Читаем Долгое-долгое детство. Помилование. Деревенские адвокаты полностью

Поиграл я со своими сверстниками в чехарду и пошел к Уммигульсум-апай. Она обняла меня за шею. А наша Гульямал-апай прямо лебедем плавает. Только что посреди круга плясала, веретеном крутилась, а теперь уже в воротца играют, и она первая ведет. И песенку спела с намеком на того гармониста, который саратовскую с медными бубенцами гармошку свою не щадил, от плеча до плеча рвал. Тот и рот растянул, обратно собрать не может. От одной ее песни кудрявый богатырь вконец размяк. И размякнешь — слова какие да голос какой!

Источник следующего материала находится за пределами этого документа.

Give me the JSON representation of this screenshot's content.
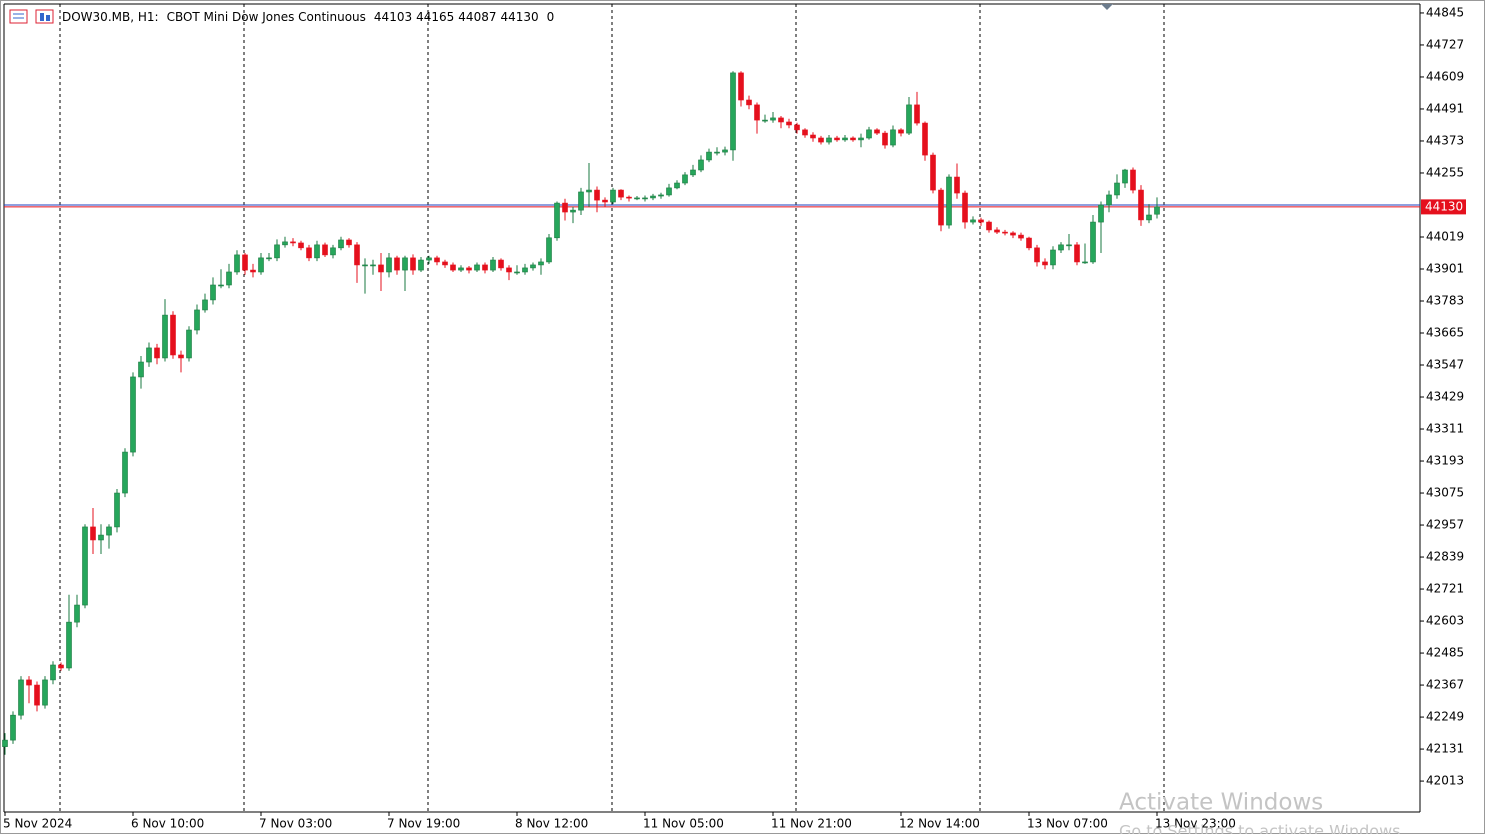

Ты играл, а я вздыхала, Серебро-кольцо сверкало. Коль утопишься, достану Со дна озера Байкала.

Ай-хай, кажись, через край хватила. Такого верзилу, коли потонет, попробуй вытяни из воды. Саму утопит… Покуда могущество любви, безграничная сила женской души — для меня мир неведомый, неоткрытый.

И только жизнь прожив, я пойму: любовь женщины ни в пучине морской, ни в огне преисподней, ни в урагане мужчине погибнуть не даст. Спасет. А что сама утонет, сама сгорит, саму унесет, не помыслит даже. Только бы любимого спасти. Вот о чем тогда пела в своей песне Гульямал-апай.

Счастью Гульямал предела нет. Что ни сделает, все к лицу, что ни скажет, все к месту. Обе щеки алым горят. А как тот кудрявый парень глянет, так вся и вспыхивает. Нет, я не слежу, не высматриваю. Просто все и так видно. Гульямал-апай то и дело подбегает к нам.

— Милая моя! Родненький мой! — умоляет она. — Еще немножечко… Мале-енечко только побудем… Потерпите?.. — Ответа ждать уже недосуг, унеслась. Нам-то что. Пусть играет, пусть веселится. Я голову на теплое плечо Уммигульсум-апай положил, сижу себе тихонечко. Уммигульсум каждый раз подбадривает сестру:

— Веселись вдоволь, играй, сколько душеньке угодно, — шепчет она ей вслед.

Снова Гульямал мимо пронеслась.

— Ой, не сердитесь!.. Еще чу-уточку!.. — на лету сунула нам по красному, в поясе тонкому прянику и убежала. Откуда гостинец, это я понимаю. Видать, Гульямал-апай сегодня тому вышитый платок отдала. От ответного подарка и нам досталось. Ладно, пряник, он лишним не бывает. Уммигульсум и свой мне хотела отдать, я не взял. Пусть сама поест.

Когда мы вернулись домой, уже совсем стемнело. В избе ни звука. Лампу-трехлинейку и ту притушили, чуть тлеет. (Со скупостью зятька лишь его набожность может поспорить.) Только мы вошли, старик с лязгом закинул щеколду. Снял со стены камчу. Со свистом по висевшей на гвозде шубе полоснул. Гукнула шуба. Потом на Гайникамал-апай, сидевшую на хике:

— Это ты их распустила, потатчица! — замахнулся, но не ударил. Лицедейки чертовы! Прислужницы Газраила! Сучьи дочери, потаскухи! — заорал он. — Кому было сказано — до сумерек дома быть! Не тебе ли? — и камча просвистела над моей головой.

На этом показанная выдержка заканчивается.